Christopher P. Jacobs produced and directed The Threat of the Mummy
on digital video from his own script, as well as photographing and editing the
production. He has been interested in all aspects of film since his junior high
school days when he bought an 8mm Brownie movie camera and started collecting
8mm and 16mm prints of classic films.
He later moved up to Bolex 8mm and 16mm movie cameras, making a number
of short films over the years. In college he attended the NEC/Warner Brothers
Summer Film Workshop, where he worked on the award-winning half-hour 16mm
docudrama Attentat.
The lure of film history eventually took precedence over an equal
interest in filmmaking, although in graduate school he did complete a
feature-length drama made on video (School Spirit), which aired on the local
public television affiliate, as well as short teleplays and films. Jacobs
earned a Master's Degree in Film and Dramatic Production Criticism from the
University of North Dakota in Grand Forks, where he now teaches “Introduction
to Film” as a senior lecturer.
When several local filmmaking opportunities suddenly happened to arise
in his home town of Grand Forks during the last half of the 1990s, Jacobs was
able to work briefly on the Coen brothers' Oscar-winning film, Fargo,
while the production had its headquarters in Grand Forks in March 1995. Three
years later he found himself Associate Producer for a low-budget
direct-to-video 16mm movie filmed in Grand Forks, entitled Dead and Too
Stupid to Know It. Within three months after shooting wrapped, he served as
Script Supervisor on an award-winning 35mm black & white independent
feature, Dead Dogs. These experiences helped motivate him to get back
into active filmmaking of his own again and resulted in The Threat of the
Mummy and its sequel, Vengeance of the Sorceress.

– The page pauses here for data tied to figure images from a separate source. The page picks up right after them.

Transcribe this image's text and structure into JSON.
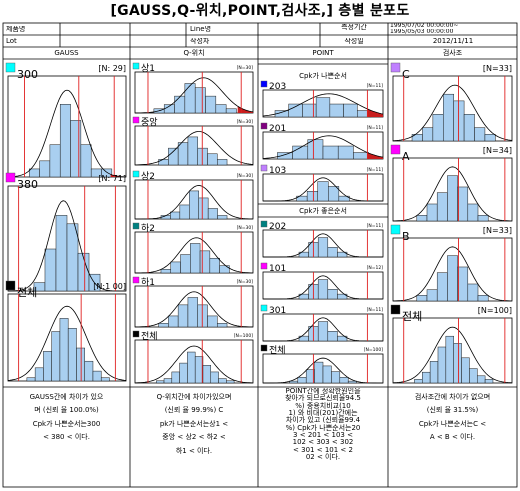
{
  "title": "[GAUSS,Q-위치,POINT,검사조,] 층별 분포도",
  "header": {
    "row1": {
      "c1": "제품명",
      "c3": "Line명",
      "c5": "측정기간",
      "period_start": "1995/07/02 00:00:00~",
      "period_end": "1995/05/03 00:00:00"
    },
    "row2": {
      "c1": "Lot",
      "c3": "작성자",
      "c5": "작성일",
      "date": "2012/11/11"
    },
    "columns": [
      "GAUSS",
      "Q-위치",
      "POINT",
      "검사조"
    ]
  },
  "colors": {
    "bar": "#a9cff0",
    "bar_stroke": "#1a1a1a",
    "curve": "#000000",
    "spec_line": "#e02020",
    "tail": "#c81e1e",
    "grid": "#000000"
  },
  "chart_data": [
    {
      "type": "bar",
      "label": "300",
      "n_badge": "[N: 29]",
      "icon": "#00ffff",
      "values": [
        1,
        2,
        4,
        9,
        7,
        4,
        1,
        1
      ],
      "range": [
        0.18,
        0.88
      ],
      "mean": 0.5,
      "sigma": 0.14,
      "limits": [
        0.14,
        0.6,
        0.9
      ],
      "tail": "right"
    },
    {
      "type": "bar",
      "label": "380",
      "n_badge": "[N: 71]",
      "icon": "#ff00ff",
      "values": [
        2,
        10,
        18,
        16,
        9,
        4
      ],
      "range": [
        0.22,
        0.78
      ],
      "mean": 0.47,
      "sigma": 0.12,
      "limits": [
        0.09,
        0.65,
        0.91
      ]
    },
    {
      "type": "bar",
      "label": "전체",
      "n_badge": "[N:1 00]",
      "icon": "#000000",
      "values": [
        1,
        4,
        9,
        15,
        19,
        16,
        10,
        6,
        3,
        1
      ],
      "range": [
        0.16,
        0.86
      ],
      "mean": 0.5,
      "sigma": 0.16,
      "limits": [
        0.09,
        0.62,
        0.91
      ]
    },
    {
      "type": "bar",
      "label": "상1",
      "n_badge": "[N=30]",
      "icon": "#00ffff",
      "values": [
        1,
        2,
        4,
        7,
        6,
        4,
        2,
        1
      ],
      "range": [
        0.16,
        0.86
      ],
      "mean": 0.58,
      "sigma": 0.16,
      "limits": [
        0.11,
        0.57,
        0.9
      ],
      "tail": "right"
    },
    {
      "type": "bar",
      "label": "중앙",
      "n_badge": "[N=30]",
      "icon": "#ff00ff",
      "values": [
        1,
        3,
        4,
        5,
        3,
        2,
        1
      ],
      "range": [
        0.2,
        0.78
      ],
      "mean": 0.54,
      "sigma": 0.16,
      "limits": [
        0.11,
        0.57,
        0.9
      ]
    },
    {
      "type": "bar",
      "label": "상2",
      "n_badge": "[N=30]",
      "icon": "#00ffff",
      "values": [
        1,
        2,
        4,
        8,
        6,
        3,
        1
      ],
      "range": [
        0.22,
        0.78
      ],
      "mean": 0.54,
      "sigma": 0.13,
      "limits": [
        0.11,
        0.57,
        0.9
      ]
    },
    {
      "type": "bar",
      "label": "하2",
      "n_badge": "[N=30]",
      "icon": "#008080",
      "values": [
        1,
        3,
        5,
        8,
        6,
        4,
        2
      ],
      "range": [
        0.22,
        0.8
      ],
      "mean": 0.52,
      "sigma": 0.14,
      "limits": [
        0.11,
        0.57,
        0.9
      ]
    },
    {
      "type": "bar",
      "label": "하1",
      "n_badge": "[N=30]",
      "icon": "#ff00ff",
      "values": [
        1,
        3,
        6,
        8,
        6,
        3,
        1
      ],
      "range": [
        0.2,
        0.78
      ],
      "mean": 0.5,
      "sigma": 0.14,
      "limits": [
        0.11,
        0.57,
        0.9
      ]
    },
    {
      "type": "bar",
      "label": "전체",
      "n_badge": "[N=100]",
      "icon": "#000000",
      "values": [
        1,
        2,
        5,
        9,
        14,
        12,
        8,
        5,
        2,
        1
      ],
      "range": [
        0.18,
        0.84
      ],
      "mean": 0.5,
      "sigma": 0.15,
      "limits": [
        0.11,
        0.57,
        0.9
      ]
    },
    {
      "type": "bar",
      "label": "203",
      "n_badge": "[N=11]",
      "icon": "#0000ff",
      "values": [
        1,
        2,
        2,
        3,
        2,
        2,
        1
      ],
      "range": [
        0.1,
        0.9
      ],
      "mean": 0.55,
      "sigma": 0.22,
      "limits": [
        0.42,
        0.87
      ],
      "tail": "right"
    },
    {
      "type": "bar",
      "label": "201",
      "n_badge": "[N=11]",
      "icon": "#800080",
      "values": [
        1,
        2,
        3,
        2,
        2,
        1
      ],
      "range": [
        0.12,
        0.88
      ],
      "mean": 0.55,
      "sigma": 0.2,
      "limits": [
        0.42,
        0.87
      ],
      "tail": "right"
    },
    {
      "type": "bar",
      "label": "103",
      "n_badge": "[N=11]",
      "icon": "#c080ff",
      "values": [
        1,
        2,
        4,
        3,
        1
      ],
      "range": [
        0.28,
        0.72
      ],
      "mean": 0.5,
      "sigma": 0.11,
      "limits": [
        0.42,
        0.87
      ]
    },
    {
      "type": "bar",
      "label": "202",
      "n_badge": "[N=11]",
      "icon": "#008080",
      "values": [
        1,
        3,
        4,
        2,
        1
      ],
      "range": [
        0.3,
        0.7
      ],
      "mean": 0.5,
      "sigma": 0.1,
      "limits": [
        0.42,
        0.87
      ]
    },
    {
      "type": "bar",
      "label": "101",
      "n_badge": "[N=12]",
      "icon": "#ff00ff",
      "values": [
        1,
        3,
        4,
        2,
        1
      ],
      "range": [
        0.3,
        0.7
      ],
      "mean": 0.5,
      "sigma": 0.1,
      "limits": [
        0.42,
        0.87
      ]
    },
    {
      "type": "bar",
      "label": "301",
      "n_badge": "[N=11]",
      "icon": "#00ffff",
      "values": [
        1,
        3,
        4,
        2,
        1
      ],
      "range": [
        0.3,
        0.7
      ],
      "mean": 0.5,
      "sigma": 0.1,
      "limits": [
        0.42,
        0.87
      ]
    },
    {
      "type": "bar",
      "label": "전체",
      "n_badge": "[N=100]",
      "icon": "#000000",
      "values": [
        1,
        3,
        7,
        11,
        9,
        6,
        3,
        1
      ],
      "range": [
        0.22,
        0.78
      ],
      "mean": 0.5,
      "sigma": 0.12,
      "limits": [
        0.42,
        0.87
      ]
    },
    {
      "type": "bar",
      "label": "C",
      "n_badge": "[N=33]",
      "icon": "#c080ff",
      "values": [
        1,
        2,
        4,
        7,
        6,
        4,
        2,
        1
      ],
      "range": [
        0.16,
        0.86
      ],
      "mean": 0.52,
      "sigma": 0.16,
      "limits": [
        0.09,
        0.55,
        0.94
      ]
    },
    {
      "type": "bar",
      "label": "A",
      "n_badge": "[N=34]",
      "icon": "#ff00ff",
      "values": [
        1,
        3,
        5,
        8,
        6,
        3,
        1
      ],
      "range": [
        0.2,
        0.8
      ],
      "mean": 0.5,
      "sigma": 0.14,
      "limits": [
        0.09,
        0.55,
        0.94
      ]
    },
    {
      "type": "bar",
      "label": "B",
      "n_badge": "[N=33]",
      "icon": "#00ffff",
      "values": [
        1,
        2,
        5,
        8,
        6,
        3,
        1
      ],
      "range": [
        0.2,
        0.8
      ],
      "mean": 0.5,
      "sigma": 0.14,
      "limits": [
        0.09,
        0.55,
        0.94
      ]
    },
    {
      "type": "bar",
      "label": "전체",
      "n_badge": "[N=100]",
      "icon": "#000000",
      "values": [
        1,
        3,
        6,
        10,
        13,
        11,
        7,
        4,
        2,
        1
      ],
      "range": [
        0.18,
        0.84
      ],
      "mean": 0.5,
      "sigma": 0.15,
      "limits": [
        0.09,
        0.55,
        0.94
      ]
    }
  ],
  "subheaders": {
    "point_top": "Cpk가 나쁜순서",
    "point_mid": "Cpk가 좋은순서"
  },
  "notes": {
    "gauss": [
      "GAUSS간에 차이가 있으",
      "며 (신뢰 율 100.0%)",
      "Cpk가 나쁜순서는300",
      "< 380 < 이다."
    ],
    "q": [
      "Q-위치간에 차이가있으며",
      "(신뢰 율 99.9%) C",
      "pk가 나쁜순서는상1 <",
      "중앙 < 상2 < 하2 <",
      "하1 < 이다."
    ],
    "point": [
      "POINT간에 정확한원인을",
      "찾아가 되므로신뢰율94.5",
      "%) 중용치비교(10",
      "1) 와 비대(201)간에는",
      "차이가 있고 (신뢰율99.4",
      "%) Cpk가 나쁜순서는20",
      "3 < 201 < 103 <",
      "102 < 303 < 302",
      "< 301 < 101 < 2",
      "02 < 이다."
    ],
    "inspect": [
      "검사조간에 차이가 없으며",
      "(신뢰 율 31.5%)",
      "Cpk가 나쁜순서는C <",
      "A < B < 이다."
    ]
  }
}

A movie theatre manager for over nine years until his company was
bought out by a larger chain, Jacobs still works as a part-time projectionist/
assistant manager at the former Midco 10 Theatre, now called the Carmike 10. In
addition he is the movies editor for The High Plains Reader, a regional
weekly tabloid arts & entertainment newspaper, and was on the building
committee for the 1998 renovation of the historic Empire Theatre into a home
for the North Valley Arts Council. In 1999 he finished a reference book project
for Greenwood Publishing as co-author with Donald W. McCaffrey, Guide to the
Silent Years of American Cinema. It is a one-volume critical encyclopedia
of notable silent films, directors, actors, and screenwriters. Jacobs presented
a paper on the history of Grand Forks movie theatres at the October 2001 Great
Plains History Conference. Jacobs' various interests also include desktop
publishing and graphic design; music listening, performance, recording, and
occasional composition (in a wide range of styles); live theatre (viewing,
performing, and directing); and ancient history (particularly ancient Egypt,
Greece, and Rome). For the past several years Jacobs has worked on and off at
writing a series of full-length novels in the historical romantic-adventure
genre. They are set in Egypt during the early 4th century A.D. amidst the
sociopolitical and religious turmoil of the late Roman Empire, while
Alexandria, Egypt with its world-famous library was the center of scholarly
research and Graeco-Roman civilization stretched from Britain to western Asia.
Other writing projects include several short stories (with publications in North
Country and Family Practice Quarterly), plays, and screenplays,
including an adaptation of his novel The Treasure of Isis.